So you’ve heard that Star Wars Armada is going away, and you want to write a your own game of grand fleet battles for you and your friends who are fellow Star Wars fans. But where do you begin? How do you write a game as complex as Star Wars Armada from scratch?
Start With Someone Else’s Rules
No, really. Read as many tabletop wargaming rulesets as you can. Read them again. Read tabletop RPGs, too - the first tabletop RPGs started as offshoots of tabletop wargames, after all. You’ll either find mechanics that you want to repurpose in your own work, or they’ll inspire your own ideas.
Once you’ve got a good grasp of what makes a wargame a wargame, the easiest way to start writing your own is by house-ruling the games you already play. Maybe all X-Wings have +1 on attack rolls against Empire capital ships, for example. Start with small rules changes and slowly work your way up.
Modifying rules is a great exercise that teaches all the basics of rules writing without burdening yourself with the mental load of trying to come up with a complete game system from scratch. It’s a lot easier to take a game that you love 90% of and modify it until you love all 100% than it is to write that 100% from the ground up.
The Two Ws
Back from houseruling every game you can find? Still want to write your own game? The biggest question to ask yourself before you begin is “Why?” Why do you want to write a miniatures wargame? For most of us, it’s probably because the game you want to play doesn’t exist, but other reasons might include:
- You’ve created a range of miniatures and you want to create a game to help sell them
- You’ve written a setting/IP and you want to give players a way to explore the setting you’ve created
- You want to get your name in print
- Just because!
Figuring out why you’re writing a game is important because the decisions you make when you’re writing a game to sell a line of miniatures are very different from the ones you’ll have to make if you’re just making the game so you have something to scratch a particular gaming itch.

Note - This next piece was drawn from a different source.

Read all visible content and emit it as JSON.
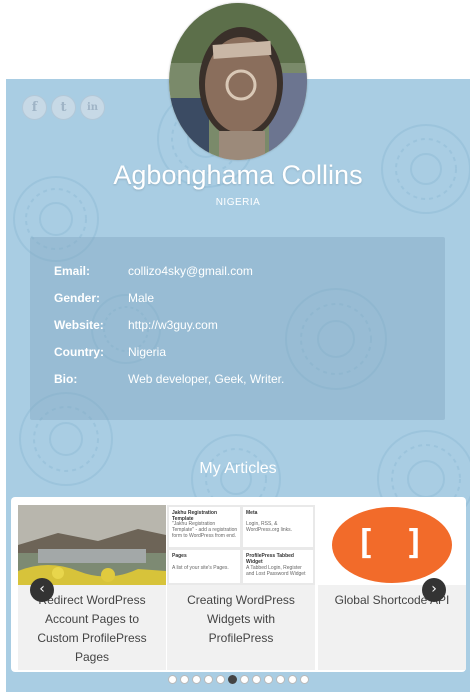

Once you’ve decided why you’re writing a game, figure out who you’re writing it for. Games that appeal to die-hard wargamers are written very differently from ones that appeal to newbies, ditto if they’re people that have only played games from bigger manufacturers like Games Workshop. And, of course, you can throw most of those considerations out the window if you’re just writing this for yourself or your gaming buddies.
Creative Constraints
Now that you’ve decided who you’re writing this for and why, you have to decide on your creative constraints - what are your limits when it comes to designing this thing? It can be tempting to say you have no creative constraints, but that’s a really easy way to spend tons of time at the drawing board with nothing to show for it.
Some common things to think about include:
- Whether you’re designing just digitally or for print as well - print layouts are their own separate beast from digital ones, and what looks good digitally may look horrible in print and vice versa- we’ll talk about this in another post.
- Is this a one-off, or do you plan to write expansions?
- Do you have a budget for art and layout? What parts of this process can you do yourself?
- Are you just writing a rulebook, or are you planning to make miniatures and other accessories too? (This post from Massive Awesome is a couple years out of date, but it does a great job of outlining the costs of getting even a single miniature to production)
If you’re writing your game because you want to sell it (whether yourself or to a publisher), the questions above will become the core formation of your business plan.